Ms Lyden paid tribute to the staff in the Anchor unit at ARI and said the team from charity Friends of Anchor had helped keep her spirits up.
“I feel like I had first-class treatment, as I was being monitored and cared for 24/7,” she said.
“I don’t know how young men and women cope with getting chemo and then going home to their families and getting the kids to school. I really admire them so much. It’s hard to lead a normal life at home after chemo.
“I’m extremely grateful to the team at the Anchor unit for getting me here. I’ve been a very lucky lady.”
Now in remission, Ms Lyden is determined to give back to Friends of Anchor and is preparing to take part in Courage at the Catwalk at the Beach Ballroom next month.
She and the other 23 women taking part will be cheered on by daughter Jenny, who lives in Ellon, and son Martin, who lives in Amsterdam, as well as her grandchildren and friends.
The event will help gather vital funds for the charity’s new Anchored Together appeal, which aims to raise £2 million for the Anchor Centre, scheduled to open in 2021.
Ms Lyden’s daughter put her forward for the fashion show in secret, but as part of her post-cancer mantra, she is embracing the experience.
“Life has changed,” she said. “I’m much more appreciative and I don’t sweat the small things.
“When I was in hospital I had lots of time to read the leaflets and my daughter and I picked up the Friends of Anchor material, so read about Courage there.

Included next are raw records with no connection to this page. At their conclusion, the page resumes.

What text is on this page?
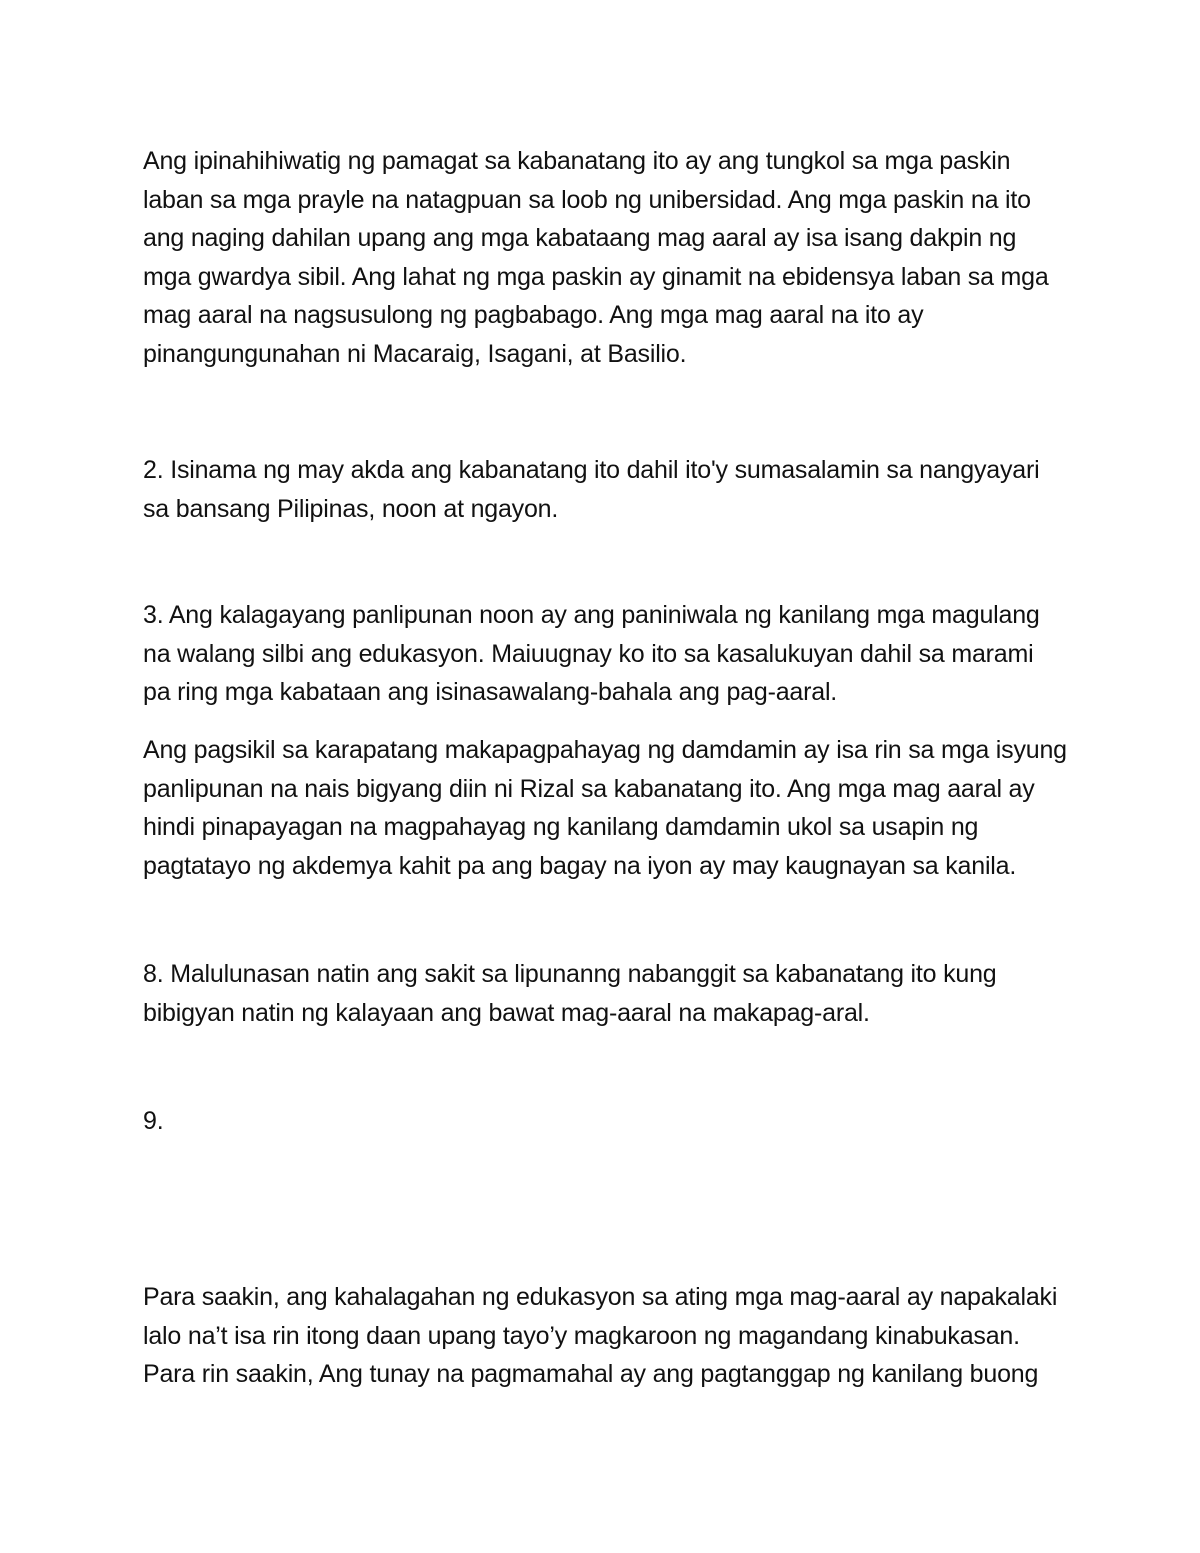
Ang ipinahihiwatig ng pamagat sa kabanatang ito ay ang tungkol sa mga paskin
laban sa mga prayle na natagpuan sa loob ng unibersidad. Ang mga paskin na ito
ang naging dahilan upang ang mga kabataang mag aaral ay isa isang dakpin ng
mga gwardya sibil. Ang lahat ng mga paskin ay ginamit na ebidensya laban sa mga
mag aaral na nagsusulong ng pagbabago. Ang mga mag aaral na ito ay
pinangungunahan ni Macaraig, Isagani, at Basilio.

2. Isinama ng may akda ang kabanatang ito dahil ito'y sumasalamin sa nangyayari
sa bansang Pilipinas, noon at ngayon.

3. Ang kalagayang panlipunan noon ay ang paniniwala ng kanilang mga magulang
na walang silbi ang edukasyon. Maiuugnay ko ito sa kasalukuyan dahil sa marami
pa ring mga kabataan ang isinasawalang-bahala ang pag-aaral.

Ang pagsikil sa karapatang makapagpahayag ng damdamin ay isa rin sa mga isyung
panlipunan na nais bigyang diin ni Rizal sa kabanatang ito. Ang mga mag aaral ay
hindi pinapayagan na magpahayag ng kanilang damdamin ukol sa usapin ng
pagtatayo ng akdemya kahit pa ang bagay na iyon ay may kaugnayan sa kanila.

8. Malulunasan natin ang sakit sa lipunanng nabanggit sa kabanatang ito kung
bibigyan natin ng kalayaan ang bawat mag-aaral na makapag-aral.

9.

Para saakin, ang kahalagahan ng edukasyon sa ating mga mag-aaral ay napakalaki
lalo na’t isa rin itong daan upang tayo’y magkaroon ng magandang kinabukasan.
Para rin saakin, Ang tunay na pagmamahal ay ang pagtanggap ng kanilang buong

“Unbeknown to me, Jenny made the decision that if I got through the treatment, she was going to put me forward. She put in the application and then told me afterwards.
“I decided to go along with it and I’m delighted that I did.
“I’m really enjoying the rehearsals and meeting friends who have come through the different cancers and the young women coming through it with young families.
“I’m nervous, apprehensive and have convinced myself that I’m going to fall off the catwalk but I’m excited. I’m just trying not to sweat the small stuff.”
Courage on the Catwalk takes place at the Beach Ballroom in Aberdeen on May 11 and 12.